I normally downsize holidays: take the full, overwhelming shebang and reduce it to what I hope will be a manageable level with simpler recipes, fewer dishes, and more storebought items. But really, downsizing has never quite worked. Whatever I do is still more than I would typically do in a day–just washing the dishes, let alone cooking the meal. I end up overly tired and wondering whether next year I’ll even bother.

Downsizing also has negative undertones. You downsize by subtracting from something larger, and that can make me feel a little deprived–like what I’m doing is “less than” or second best, not what I would do if I were healthy. It can foreground the losses of illness.

This year I’m going to experiment with upsizing instead. I will add just one thing to my regular fare to give my meals the flavor of holiday. For 2019 that one thing will be cranberry sauce. (In fact, I’m not really doing any extra cooking–in my normal menu rotation, Wednesday is already sauce-making day.)
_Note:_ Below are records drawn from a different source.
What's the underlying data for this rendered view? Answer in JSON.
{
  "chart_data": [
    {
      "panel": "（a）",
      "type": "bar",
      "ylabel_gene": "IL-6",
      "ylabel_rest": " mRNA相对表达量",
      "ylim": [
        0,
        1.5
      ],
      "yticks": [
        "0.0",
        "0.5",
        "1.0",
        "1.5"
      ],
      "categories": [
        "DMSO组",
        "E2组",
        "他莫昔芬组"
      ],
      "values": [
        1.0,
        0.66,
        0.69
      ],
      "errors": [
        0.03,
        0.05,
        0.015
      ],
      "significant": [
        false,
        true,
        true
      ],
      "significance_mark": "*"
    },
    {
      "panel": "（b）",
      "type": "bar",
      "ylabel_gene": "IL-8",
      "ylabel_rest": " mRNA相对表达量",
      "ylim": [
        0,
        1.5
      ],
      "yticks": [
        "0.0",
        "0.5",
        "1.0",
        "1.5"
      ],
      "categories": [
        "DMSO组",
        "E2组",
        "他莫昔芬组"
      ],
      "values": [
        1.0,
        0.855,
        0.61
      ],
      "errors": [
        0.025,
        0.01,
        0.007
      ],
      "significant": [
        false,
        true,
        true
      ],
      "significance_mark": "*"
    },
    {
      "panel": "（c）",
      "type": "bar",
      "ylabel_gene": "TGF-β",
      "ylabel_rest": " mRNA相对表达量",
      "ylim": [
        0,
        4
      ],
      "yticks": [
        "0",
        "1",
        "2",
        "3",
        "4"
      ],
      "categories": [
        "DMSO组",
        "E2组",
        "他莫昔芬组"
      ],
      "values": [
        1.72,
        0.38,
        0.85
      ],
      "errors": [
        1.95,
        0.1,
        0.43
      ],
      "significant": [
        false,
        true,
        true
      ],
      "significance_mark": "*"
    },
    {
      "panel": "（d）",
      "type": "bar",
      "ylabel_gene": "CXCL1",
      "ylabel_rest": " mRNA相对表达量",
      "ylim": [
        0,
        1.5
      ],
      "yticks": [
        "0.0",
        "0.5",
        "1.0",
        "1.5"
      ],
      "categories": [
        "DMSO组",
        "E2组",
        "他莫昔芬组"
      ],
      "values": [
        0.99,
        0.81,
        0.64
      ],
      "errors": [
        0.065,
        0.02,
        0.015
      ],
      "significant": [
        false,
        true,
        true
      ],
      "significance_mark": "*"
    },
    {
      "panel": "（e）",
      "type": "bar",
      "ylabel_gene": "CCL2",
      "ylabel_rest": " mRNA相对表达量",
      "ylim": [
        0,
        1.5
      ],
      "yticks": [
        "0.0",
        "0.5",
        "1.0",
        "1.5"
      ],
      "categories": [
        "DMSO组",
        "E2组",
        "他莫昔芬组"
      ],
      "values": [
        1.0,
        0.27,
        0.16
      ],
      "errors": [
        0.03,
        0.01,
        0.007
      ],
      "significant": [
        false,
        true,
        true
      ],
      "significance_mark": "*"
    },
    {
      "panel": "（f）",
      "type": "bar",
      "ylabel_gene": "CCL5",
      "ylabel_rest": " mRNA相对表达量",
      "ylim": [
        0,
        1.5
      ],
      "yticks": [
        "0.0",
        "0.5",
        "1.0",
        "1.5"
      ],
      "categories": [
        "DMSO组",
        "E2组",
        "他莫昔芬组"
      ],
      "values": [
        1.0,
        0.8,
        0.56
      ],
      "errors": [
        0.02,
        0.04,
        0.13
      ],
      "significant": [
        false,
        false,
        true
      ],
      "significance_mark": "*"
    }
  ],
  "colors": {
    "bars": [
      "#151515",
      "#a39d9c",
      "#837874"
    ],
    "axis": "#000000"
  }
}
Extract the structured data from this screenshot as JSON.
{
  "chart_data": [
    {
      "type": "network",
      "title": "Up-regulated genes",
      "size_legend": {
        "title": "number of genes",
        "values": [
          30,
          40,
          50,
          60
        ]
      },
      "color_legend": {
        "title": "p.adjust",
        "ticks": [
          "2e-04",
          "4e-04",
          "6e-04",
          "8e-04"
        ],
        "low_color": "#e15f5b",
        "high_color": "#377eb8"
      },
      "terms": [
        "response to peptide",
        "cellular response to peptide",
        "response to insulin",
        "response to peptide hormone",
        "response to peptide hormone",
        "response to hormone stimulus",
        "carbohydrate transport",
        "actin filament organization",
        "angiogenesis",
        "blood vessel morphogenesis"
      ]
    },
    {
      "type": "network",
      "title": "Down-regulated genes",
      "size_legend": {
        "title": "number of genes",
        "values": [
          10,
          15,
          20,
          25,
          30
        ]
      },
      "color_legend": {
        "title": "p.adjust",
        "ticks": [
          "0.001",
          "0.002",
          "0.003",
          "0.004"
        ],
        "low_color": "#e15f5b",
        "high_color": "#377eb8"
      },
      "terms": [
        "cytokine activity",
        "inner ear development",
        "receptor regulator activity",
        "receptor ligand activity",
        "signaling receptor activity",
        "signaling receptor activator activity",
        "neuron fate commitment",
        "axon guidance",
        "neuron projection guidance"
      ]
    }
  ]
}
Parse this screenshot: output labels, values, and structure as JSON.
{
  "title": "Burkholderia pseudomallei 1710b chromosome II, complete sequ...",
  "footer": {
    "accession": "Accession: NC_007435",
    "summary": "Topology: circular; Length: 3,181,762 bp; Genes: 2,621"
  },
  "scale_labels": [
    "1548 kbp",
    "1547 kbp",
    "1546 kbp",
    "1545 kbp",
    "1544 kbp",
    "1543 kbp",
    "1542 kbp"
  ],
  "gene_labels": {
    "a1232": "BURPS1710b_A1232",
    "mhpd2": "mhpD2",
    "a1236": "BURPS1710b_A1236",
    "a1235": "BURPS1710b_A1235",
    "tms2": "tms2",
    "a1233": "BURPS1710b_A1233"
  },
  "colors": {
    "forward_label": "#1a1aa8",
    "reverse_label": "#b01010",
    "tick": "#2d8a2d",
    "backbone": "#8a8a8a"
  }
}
I might make a traditional sauce, or this Cuban-influenced one with cocoa, orange, and lime; or a family-favorite “salsa” with dried cranberries, orange, pecans, and red chile powder. They are all good on everything from oatmeal to sandwiches to baked apples. I might just eat cranberry sauce at all three meals, because if I’m going to do such a simple thing, I can go over the top with it.

That’s the thing about upsizing, about addition: you feel like you’re going over the top. Upsizing focuses on gain rather than loss, on the plenty you have rather than what you are missing, on abundance rather than scarcity. What you do is “more than;” it is extra, bonus, gratuitous.

And that sense of gift, of gratuity, is a first big step toward gratitude.